Metformin therapy and cognitive dysfunction in patients with type 2 diabetes: A meta-analysis and systematic review.

BACKGROUND: Type 2 diabetes (T2D) is a risk factor for cognitive dysfunction. The relationship between metformin therapy and cognitive function in patients with T2D is unknown. Therefore, we determined the relationship between metformin therapy and cognitive function in patients with T2D using a meta-analysis. METHODS: We systematically searched the Cochrane library, PubMed, and Embase to identify studies showing correlations, and we calculated hazard ratios (HRs). RESULTS: We identified 10 studies including 254,679 participants. Metformin significantly reduced the occurrence of cognitive dysfunction in patients with T2D (HR 0.90; 95% CI [0.88, 0.92]). Compared with other hypoglycemic drugs, sulfonylureas also improved cognitive dysfunction (HR 0.92; 95% CI [0.88, 0.95]). Thiazolidinediones gave no statistically significant improvement in cognitive dysfunction (HR 0.97; 95% CI [0.87, 1.07]).

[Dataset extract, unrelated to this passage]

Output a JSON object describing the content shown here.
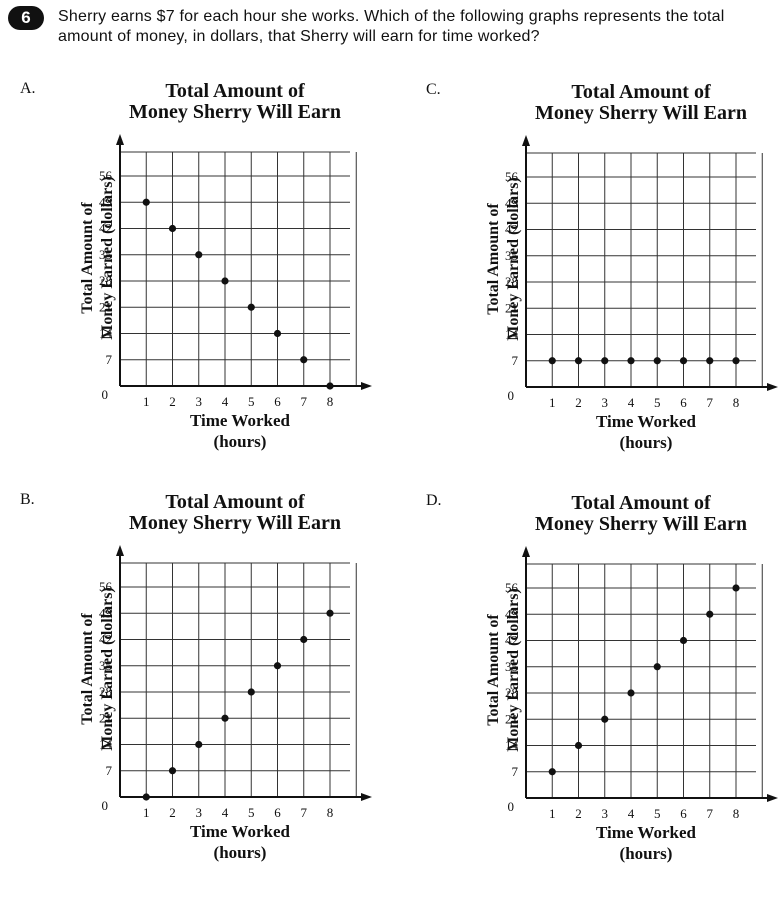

The use of insulin aggravated cognitive dysfunction (HR 1.34; 95% CI [1.24, 1.43]). In the subgroup analysis of various regions controlling for age, gender, education, diabetes course, complications, metformin administration and dosage, and follow-up time, metformin significantly improved cognitive dysfunction in patients in the Americas and Europe (HR 0.69; 95% CI [0.63, 0.74]), (HR 0.71; 95% CI [0.66, 0.76], respectively), while metformin did not significantly improve cognitive dysfunction in Asian patients (HR 0.99; 95% CI [0.96, 1.01]). CONCLUSIONS: Metformin significantly improved cognitive dysfunction in patients with T2D. Sulfonylureas also improved cognitive dysfunction. Thiazolidinediones had no significant effect on cognitive dysfunction. The use of insulin aggravated cognitive dysfunction. Metformin improved cognitive dysfunction more significantly in patients in the Americas and Europe than in Asia.